Since long before the Affordable Care Act (ACA) marketplaces opened to the public in October 2013, insurers have been working to find the best ways to meet the health care needs of Americans seeking coverage. With the third enrollment season now upon us, the ACA marketplaces are evolving as insurers gain a better understanding of how to design coverage options that meet the needs of consumers while managing risk for health insurers.
Blue Cross and Blue Shield companies (BCBS) participate extensively in the ACA marketplaces, with more members than any other insurance carrier and more extensive geographic coverage. But to get the most complete understanding of the marketplaces as a whole, the Blue Cross Blue Shield Association compiled and analyzed an extensive database of every health insurer and product sold acrossthe country. The findings are revealed in “The Evolving Affordable Care Act Marketplaces: The 2015 to 2016 Transition,” the fifth report in the ongoing Blue Cross Blue Shield, The Health of America Report®, series.
The BCBS analysis uncovered three key points of interest with implications for both consumers and the evolving industry.
1. Continued range of insurance carriers and coverage choices: Choices for consumers are relatively unchanged. On average, consumers in urban markets have 44 product choices in 2016, down slightly from 50 choices in 2015. Rural markets saw a somewhat smaller decline; consumers in those markets have 32 products to choose from, on average– four fewer than they saw in 2015.
- What does this mean for me? If you’re shopping for health insurance on the marketplace, you’ll have an average of 44 options in urban areas and 32 options in rural areas. That’s about the same as last year.

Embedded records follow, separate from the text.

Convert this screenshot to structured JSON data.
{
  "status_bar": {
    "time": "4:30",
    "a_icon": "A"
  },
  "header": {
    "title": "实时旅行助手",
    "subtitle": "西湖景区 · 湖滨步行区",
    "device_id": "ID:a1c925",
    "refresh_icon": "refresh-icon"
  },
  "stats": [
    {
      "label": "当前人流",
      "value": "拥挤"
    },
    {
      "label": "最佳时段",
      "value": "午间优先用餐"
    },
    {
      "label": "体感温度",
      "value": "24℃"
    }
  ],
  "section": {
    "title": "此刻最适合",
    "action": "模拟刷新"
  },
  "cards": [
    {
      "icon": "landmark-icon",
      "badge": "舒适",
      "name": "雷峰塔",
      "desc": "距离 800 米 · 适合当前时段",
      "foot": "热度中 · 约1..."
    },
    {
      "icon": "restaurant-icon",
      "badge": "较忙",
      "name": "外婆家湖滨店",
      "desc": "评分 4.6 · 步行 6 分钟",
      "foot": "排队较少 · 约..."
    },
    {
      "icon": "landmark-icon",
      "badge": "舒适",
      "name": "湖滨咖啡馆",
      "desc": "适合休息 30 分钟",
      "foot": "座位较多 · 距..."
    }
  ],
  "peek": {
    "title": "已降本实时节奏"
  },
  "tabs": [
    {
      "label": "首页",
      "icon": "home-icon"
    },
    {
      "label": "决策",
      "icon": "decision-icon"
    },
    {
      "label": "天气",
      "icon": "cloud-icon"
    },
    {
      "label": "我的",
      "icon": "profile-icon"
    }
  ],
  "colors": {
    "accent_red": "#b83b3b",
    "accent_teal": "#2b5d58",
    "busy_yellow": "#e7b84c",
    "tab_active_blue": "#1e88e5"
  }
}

2. Coverage options are evolving: Insurers are offering more coverage options with networks and benefits designed to offer consumers lower out-of-pocket costs. The share of HMO and EPO products offered in the marketplaces increased from 41 percent in 2015 to 52 percent in 2016. In addition, in 2015 the lowest-cost silver plan in 47 percent of all counties was an HMO. In 2016, that figure increased to 58 percent. Insurers are also offering varying benefit designs, such as plans that couple a high deductible with two to five primary care physician office visits before the deductible is met.
- What does this mean for me? In 2016, more than half of the lowest-cost plans are HMOs. If you’re trying to stick to a budget, selecting an HMO may be a good option – just be sure to double check that your doctor is part of the network.
3. Markets are showing less variation in price: With more data and greater experience in this new market, insurers are able to price their products more accurately. In 2014, 53 percent of counties had lowest-cost silver plans priced more than 10 percent lower than the next lowest-cost competitor’s option. In 2016, that number dropped to 38 percent of counties.
- What does this mean for me? There are more similar prices across different insurance companies for similar types of coverage in 2016.
To learn more and see the complete findings of the BCBS analysis, download the full report.
 The ACA defines four types of health insurance products for individuals and families. The four types of products, ranked from highest out-of-pocket costs for consumers to lowest, are: Bronze, Silver, Gold, and Platinum. All of these products will offer the same minimum of benefits determined by the federal and state government. Silver Products have lower out-of-pocket costs than Bronze Products but higher out- of-pocket costs than both Gold and Platinum Products.